AR Mario: Remembering Nintendo's Odd 3DS Feature

As Nintendo's final standalone handheld, its 3DS was packed full of gimmicks to entice the curious mind. There were plenty of 3DS games, of course, but even if you didn't have many games, the console itself featured a number of built-in software and functions. The obvious mentions include the 3DS' glasses-free 3D screen, gyroscopic sensor, and proprietary 3D camera. There was, however, another feature that wasn't used as extensively, but was just as impressive, if not more so.

The 3DS was the first Nintendo console to employ augmented reality tech, or AR for short . Through the use of special cards working in tandem with the 3D camera, you could bring elements of your games into the real world for a truly unique experience. AR experiences have become more common in mobile games thanks to smartphones, but few mobile games could create the kind of detailed AR imagery that the 3DS was capable of.

[Featured image by Antoine Turmel, CC BY 2.0, via Wikimedia Commons, cropped and scaled]

AR cards and built-in software

Every Nintendo 3DS unit came packaged with six AR cards. These seemingly innocuous pieces of cardboard featured special designs and codes on them that, when scanned by the 3DS' rear cameras, activated special functions. Five of these AR cards featured Nintendo characters like Mario, Kirby, and Samus, and when they were scanned with the camera, a 3D figure of the character would appear on the surface the card was sitting on. By scanning multiple cards at once, you could create nifty little scenes and dioramas.
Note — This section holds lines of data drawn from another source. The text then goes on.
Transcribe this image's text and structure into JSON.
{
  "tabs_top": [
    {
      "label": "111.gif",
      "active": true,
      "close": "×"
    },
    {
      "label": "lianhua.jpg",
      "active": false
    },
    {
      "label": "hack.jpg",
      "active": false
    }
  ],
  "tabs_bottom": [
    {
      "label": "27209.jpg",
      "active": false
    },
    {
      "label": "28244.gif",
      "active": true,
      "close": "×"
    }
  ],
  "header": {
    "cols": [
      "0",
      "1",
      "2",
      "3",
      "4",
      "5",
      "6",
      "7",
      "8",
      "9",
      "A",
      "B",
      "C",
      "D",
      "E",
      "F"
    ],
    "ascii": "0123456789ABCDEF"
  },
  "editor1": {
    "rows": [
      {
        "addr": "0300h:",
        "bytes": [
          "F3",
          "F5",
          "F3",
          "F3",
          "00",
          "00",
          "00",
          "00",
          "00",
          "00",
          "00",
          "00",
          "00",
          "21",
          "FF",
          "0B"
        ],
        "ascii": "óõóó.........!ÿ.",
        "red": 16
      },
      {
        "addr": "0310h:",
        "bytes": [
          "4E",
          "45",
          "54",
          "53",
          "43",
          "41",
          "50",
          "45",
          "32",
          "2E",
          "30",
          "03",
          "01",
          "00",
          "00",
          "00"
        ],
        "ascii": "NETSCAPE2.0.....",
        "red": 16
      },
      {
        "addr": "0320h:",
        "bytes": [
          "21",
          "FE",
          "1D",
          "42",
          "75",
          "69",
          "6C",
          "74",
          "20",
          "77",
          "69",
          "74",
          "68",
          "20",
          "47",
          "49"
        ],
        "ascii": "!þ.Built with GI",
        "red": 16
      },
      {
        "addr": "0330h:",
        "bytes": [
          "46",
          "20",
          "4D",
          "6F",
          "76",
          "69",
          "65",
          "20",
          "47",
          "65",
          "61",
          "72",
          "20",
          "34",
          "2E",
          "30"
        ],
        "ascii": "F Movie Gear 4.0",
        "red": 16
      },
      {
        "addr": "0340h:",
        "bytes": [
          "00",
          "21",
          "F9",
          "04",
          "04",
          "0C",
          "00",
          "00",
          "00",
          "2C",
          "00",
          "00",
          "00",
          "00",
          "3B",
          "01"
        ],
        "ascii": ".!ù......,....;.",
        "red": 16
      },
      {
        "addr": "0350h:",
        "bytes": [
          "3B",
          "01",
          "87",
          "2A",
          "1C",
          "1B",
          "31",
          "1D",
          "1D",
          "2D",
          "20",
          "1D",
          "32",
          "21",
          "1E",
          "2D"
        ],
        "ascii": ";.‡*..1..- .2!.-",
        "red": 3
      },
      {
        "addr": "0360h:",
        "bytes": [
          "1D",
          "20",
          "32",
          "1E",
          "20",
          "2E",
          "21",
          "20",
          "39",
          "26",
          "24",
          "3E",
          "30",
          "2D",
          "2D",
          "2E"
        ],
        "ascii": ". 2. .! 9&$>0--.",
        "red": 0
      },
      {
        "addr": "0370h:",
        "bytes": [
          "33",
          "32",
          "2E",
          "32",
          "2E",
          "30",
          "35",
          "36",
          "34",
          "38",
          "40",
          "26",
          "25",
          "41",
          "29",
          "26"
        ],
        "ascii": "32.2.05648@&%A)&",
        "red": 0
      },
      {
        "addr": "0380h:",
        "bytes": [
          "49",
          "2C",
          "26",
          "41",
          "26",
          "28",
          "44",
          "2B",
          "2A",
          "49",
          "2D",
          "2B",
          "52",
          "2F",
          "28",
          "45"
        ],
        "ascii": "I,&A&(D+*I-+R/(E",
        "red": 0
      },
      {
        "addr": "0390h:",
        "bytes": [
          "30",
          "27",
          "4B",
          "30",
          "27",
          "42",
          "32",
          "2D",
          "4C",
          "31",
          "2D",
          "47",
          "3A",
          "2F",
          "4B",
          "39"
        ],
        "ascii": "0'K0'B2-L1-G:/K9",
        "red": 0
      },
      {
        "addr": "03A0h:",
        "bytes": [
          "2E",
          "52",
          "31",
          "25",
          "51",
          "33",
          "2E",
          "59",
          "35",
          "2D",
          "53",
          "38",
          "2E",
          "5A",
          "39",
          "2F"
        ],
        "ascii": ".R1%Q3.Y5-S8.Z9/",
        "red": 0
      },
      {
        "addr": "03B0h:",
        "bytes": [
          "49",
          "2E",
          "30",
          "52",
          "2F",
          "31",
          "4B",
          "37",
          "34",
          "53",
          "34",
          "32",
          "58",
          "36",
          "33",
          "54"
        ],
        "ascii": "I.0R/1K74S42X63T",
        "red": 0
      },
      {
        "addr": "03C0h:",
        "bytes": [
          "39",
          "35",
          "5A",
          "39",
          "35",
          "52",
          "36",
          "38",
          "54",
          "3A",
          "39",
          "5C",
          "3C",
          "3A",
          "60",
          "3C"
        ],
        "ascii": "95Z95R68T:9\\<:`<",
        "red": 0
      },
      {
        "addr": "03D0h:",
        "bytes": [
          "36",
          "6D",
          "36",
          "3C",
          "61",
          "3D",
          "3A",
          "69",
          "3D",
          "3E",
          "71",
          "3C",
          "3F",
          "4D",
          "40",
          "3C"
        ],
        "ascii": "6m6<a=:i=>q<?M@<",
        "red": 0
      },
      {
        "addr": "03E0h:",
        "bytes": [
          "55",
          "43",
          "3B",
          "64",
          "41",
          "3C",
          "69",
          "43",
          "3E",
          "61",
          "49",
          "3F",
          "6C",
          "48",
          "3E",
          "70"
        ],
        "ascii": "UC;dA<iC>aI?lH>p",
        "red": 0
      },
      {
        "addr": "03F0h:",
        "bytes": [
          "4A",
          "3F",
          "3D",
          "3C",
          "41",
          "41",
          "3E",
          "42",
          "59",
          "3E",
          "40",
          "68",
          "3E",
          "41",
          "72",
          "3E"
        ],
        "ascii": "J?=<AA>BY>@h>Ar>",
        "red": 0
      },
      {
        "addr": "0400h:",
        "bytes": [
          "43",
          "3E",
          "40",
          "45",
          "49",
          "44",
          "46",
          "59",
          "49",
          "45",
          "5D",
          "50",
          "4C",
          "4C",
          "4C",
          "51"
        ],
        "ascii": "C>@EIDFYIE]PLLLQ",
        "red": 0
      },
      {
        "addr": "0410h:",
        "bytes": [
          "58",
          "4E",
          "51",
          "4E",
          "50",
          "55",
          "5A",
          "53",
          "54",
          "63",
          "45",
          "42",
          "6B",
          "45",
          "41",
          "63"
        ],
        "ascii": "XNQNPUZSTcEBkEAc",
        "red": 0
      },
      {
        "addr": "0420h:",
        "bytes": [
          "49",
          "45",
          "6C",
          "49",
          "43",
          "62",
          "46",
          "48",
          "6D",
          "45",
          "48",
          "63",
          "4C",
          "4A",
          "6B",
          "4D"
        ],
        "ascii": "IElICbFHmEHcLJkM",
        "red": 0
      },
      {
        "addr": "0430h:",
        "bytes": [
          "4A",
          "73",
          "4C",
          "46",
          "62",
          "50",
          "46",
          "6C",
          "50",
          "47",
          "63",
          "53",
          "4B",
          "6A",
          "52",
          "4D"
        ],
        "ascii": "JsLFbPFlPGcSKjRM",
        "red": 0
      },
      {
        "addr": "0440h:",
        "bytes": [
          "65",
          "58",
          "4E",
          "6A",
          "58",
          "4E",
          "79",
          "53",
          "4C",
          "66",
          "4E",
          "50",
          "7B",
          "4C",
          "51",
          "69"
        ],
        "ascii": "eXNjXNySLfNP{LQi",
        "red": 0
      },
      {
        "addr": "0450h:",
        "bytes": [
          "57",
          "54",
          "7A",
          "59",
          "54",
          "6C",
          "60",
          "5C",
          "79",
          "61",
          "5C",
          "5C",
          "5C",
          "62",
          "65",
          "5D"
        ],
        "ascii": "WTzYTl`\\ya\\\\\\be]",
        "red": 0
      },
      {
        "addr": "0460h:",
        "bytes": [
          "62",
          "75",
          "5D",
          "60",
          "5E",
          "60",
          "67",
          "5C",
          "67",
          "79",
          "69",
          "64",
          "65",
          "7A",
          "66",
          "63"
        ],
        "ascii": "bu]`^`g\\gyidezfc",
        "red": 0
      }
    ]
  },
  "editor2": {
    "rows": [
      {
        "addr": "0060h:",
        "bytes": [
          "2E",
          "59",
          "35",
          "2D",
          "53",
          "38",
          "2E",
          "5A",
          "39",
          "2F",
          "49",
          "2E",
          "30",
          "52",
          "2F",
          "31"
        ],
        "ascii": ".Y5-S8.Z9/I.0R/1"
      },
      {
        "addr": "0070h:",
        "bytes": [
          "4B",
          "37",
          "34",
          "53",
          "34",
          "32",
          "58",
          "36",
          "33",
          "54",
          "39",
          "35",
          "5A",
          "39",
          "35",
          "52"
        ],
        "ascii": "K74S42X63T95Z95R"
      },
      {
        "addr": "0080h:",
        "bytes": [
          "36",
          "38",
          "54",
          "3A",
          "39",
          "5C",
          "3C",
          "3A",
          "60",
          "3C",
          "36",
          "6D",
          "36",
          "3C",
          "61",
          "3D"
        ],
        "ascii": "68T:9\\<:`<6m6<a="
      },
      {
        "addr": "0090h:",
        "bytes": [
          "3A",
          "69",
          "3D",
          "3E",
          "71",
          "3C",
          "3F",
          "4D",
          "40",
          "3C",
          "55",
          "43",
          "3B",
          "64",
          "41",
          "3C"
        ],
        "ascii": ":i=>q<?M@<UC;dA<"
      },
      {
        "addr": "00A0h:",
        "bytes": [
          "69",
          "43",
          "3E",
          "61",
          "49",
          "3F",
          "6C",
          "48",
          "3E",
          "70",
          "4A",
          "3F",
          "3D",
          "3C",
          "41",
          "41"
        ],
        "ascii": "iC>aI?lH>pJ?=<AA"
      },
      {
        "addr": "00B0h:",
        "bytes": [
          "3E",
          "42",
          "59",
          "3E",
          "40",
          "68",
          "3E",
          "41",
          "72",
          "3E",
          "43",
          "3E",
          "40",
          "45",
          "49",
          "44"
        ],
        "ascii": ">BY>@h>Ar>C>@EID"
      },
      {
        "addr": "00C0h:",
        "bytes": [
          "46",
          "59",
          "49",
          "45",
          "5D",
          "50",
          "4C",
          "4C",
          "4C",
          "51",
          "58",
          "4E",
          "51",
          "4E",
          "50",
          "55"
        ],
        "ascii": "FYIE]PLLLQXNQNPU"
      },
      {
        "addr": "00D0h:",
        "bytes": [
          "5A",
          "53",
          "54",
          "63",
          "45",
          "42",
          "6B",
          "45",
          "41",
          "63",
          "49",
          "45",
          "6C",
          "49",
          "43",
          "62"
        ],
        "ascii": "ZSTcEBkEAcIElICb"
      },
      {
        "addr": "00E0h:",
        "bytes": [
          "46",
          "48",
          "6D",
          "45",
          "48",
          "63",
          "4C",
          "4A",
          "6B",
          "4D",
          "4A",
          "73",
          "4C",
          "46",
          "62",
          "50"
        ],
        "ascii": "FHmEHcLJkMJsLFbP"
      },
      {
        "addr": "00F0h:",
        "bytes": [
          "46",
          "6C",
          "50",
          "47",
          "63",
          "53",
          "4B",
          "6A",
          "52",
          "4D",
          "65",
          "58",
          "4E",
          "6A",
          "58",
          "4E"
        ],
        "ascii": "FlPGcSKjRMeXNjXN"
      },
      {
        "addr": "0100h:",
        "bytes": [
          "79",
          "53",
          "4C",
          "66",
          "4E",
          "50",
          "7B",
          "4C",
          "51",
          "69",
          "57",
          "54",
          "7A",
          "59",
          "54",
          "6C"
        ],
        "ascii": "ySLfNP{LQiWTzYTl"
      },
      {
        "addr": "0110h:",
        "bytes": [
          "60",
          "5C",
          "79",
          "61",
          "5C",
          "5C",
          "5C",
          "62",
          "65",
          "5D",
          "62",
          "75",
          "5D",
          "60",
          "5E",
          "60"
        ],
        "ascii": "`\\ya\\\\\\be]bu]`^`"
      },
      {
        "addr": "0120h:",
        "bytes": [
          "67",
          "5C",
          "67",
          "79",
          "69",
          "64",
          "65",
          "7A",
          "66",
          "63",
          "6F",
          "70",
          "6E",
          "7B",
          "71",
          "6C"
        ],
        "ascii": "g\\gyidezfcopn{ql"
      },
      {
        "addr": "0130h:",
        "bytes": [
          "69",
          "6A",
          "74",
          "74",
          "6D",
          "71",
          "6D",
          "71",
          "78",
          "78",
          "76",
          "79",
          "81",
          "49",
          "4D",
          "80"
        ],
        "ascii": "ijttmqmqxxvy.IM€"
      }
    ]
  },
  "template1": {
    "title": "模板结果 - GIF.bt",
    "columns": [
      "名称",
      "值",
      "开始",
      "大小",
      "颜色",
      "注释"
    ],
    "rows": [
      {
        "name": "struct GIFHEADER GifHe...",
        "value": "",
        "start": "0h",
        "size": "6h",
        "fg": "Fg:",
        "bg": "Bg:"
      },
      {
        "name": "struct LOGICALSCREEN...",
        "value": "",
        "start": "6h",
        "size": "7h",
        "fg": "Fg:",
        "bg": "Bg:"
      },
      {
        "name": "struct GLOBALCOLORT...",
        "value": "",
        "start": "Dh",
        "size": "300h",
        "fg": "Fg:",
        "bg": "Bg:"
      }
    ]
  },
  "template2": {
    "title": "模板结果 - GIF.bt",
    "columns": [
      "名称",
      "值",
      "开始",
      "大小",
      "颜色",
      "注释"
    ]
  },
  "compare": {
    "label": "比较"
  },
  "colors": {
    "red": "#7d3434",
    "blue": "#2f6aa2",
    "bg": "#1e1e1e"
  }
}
The coolest card, however, featured a question mark block, much like one you'd see in a Mario game. When scanned on its own, it produced a cute little mascot character, but when used in tandem with the console's built-in AR Games app, it would unlock an array of special games that would use the image on the camera as a base. You could turn your desk into a fishing pond, an archery range, a golf course, and more.

Game-unique AR cards

Naturally, there were 3DS games that took advantage of the AR technology. In fact, some of these games came bundled with their own AR cards for different in-game features and functions. Some of these functions were on the simpler side, allowing you to set up cute dioramas, while others had their functions built into their gameplay.

In "Nintendogs + Cats," for instance, you could scan a card to make your puppy or kitten appear on a flat surface, where they'd walk around and generally act cute. "Kingdom Hearts 3D: Dream Drop Distance" had a similar function, allowing you to summon and play with your Dream Eater companions, though the cards could also be used to unlock special Dream Eaters you couldn't get in-game. "Kid Icarus: Uprising" featured a whopping 400 different AR cards, available through various promotions and magazines, depicting the game's various weapons and characters. If you put two character cards next to each other, like Pit and Dark Pit, they would appear and start battling one another.

Perhaps the most ambitious use of the AR tech arrived in "Spirit Camera: The Cursed Memoir," a spin-off of the classic "Fatal Frame" series of horror games. This game came with an entire AR booklet, the pages of which summoned terrifying spirits for you to do battle against with your 3D camera.

Nintendo's AR legacy

As impressive as the Nintendo 3DS' AR system was, only around 12 games actually made use of it in any noteworthy capacity, so it mostly fell by the wayside in favor of the console's more overt features like online play and gyro controls. With the official retirement of the 3DS and Nintendo's turn to focus on the Switch, the concept has been effectively shelved. The Switch doesn't have a camera, after all.

However, Nintendo games still have some congruity with AR, thanks primarily to the company's mobile pursuits. One major example is "Pokémon Go," which allows users to project images of Pokémon they're attempting to catch over their camera views, making it seem as though they're pursuing Pokémon in real life. The concept has also been employed in "Pikmin Bloom," wherein you can interact with the Pikmin you've recruited, check on the flowers you've planted, and take pictures with either.

We don't know if Nintendo will ever employ AR tech to the same extent they did with the 3DS again, but with its continuous forays into unique mobile experiences, who knows?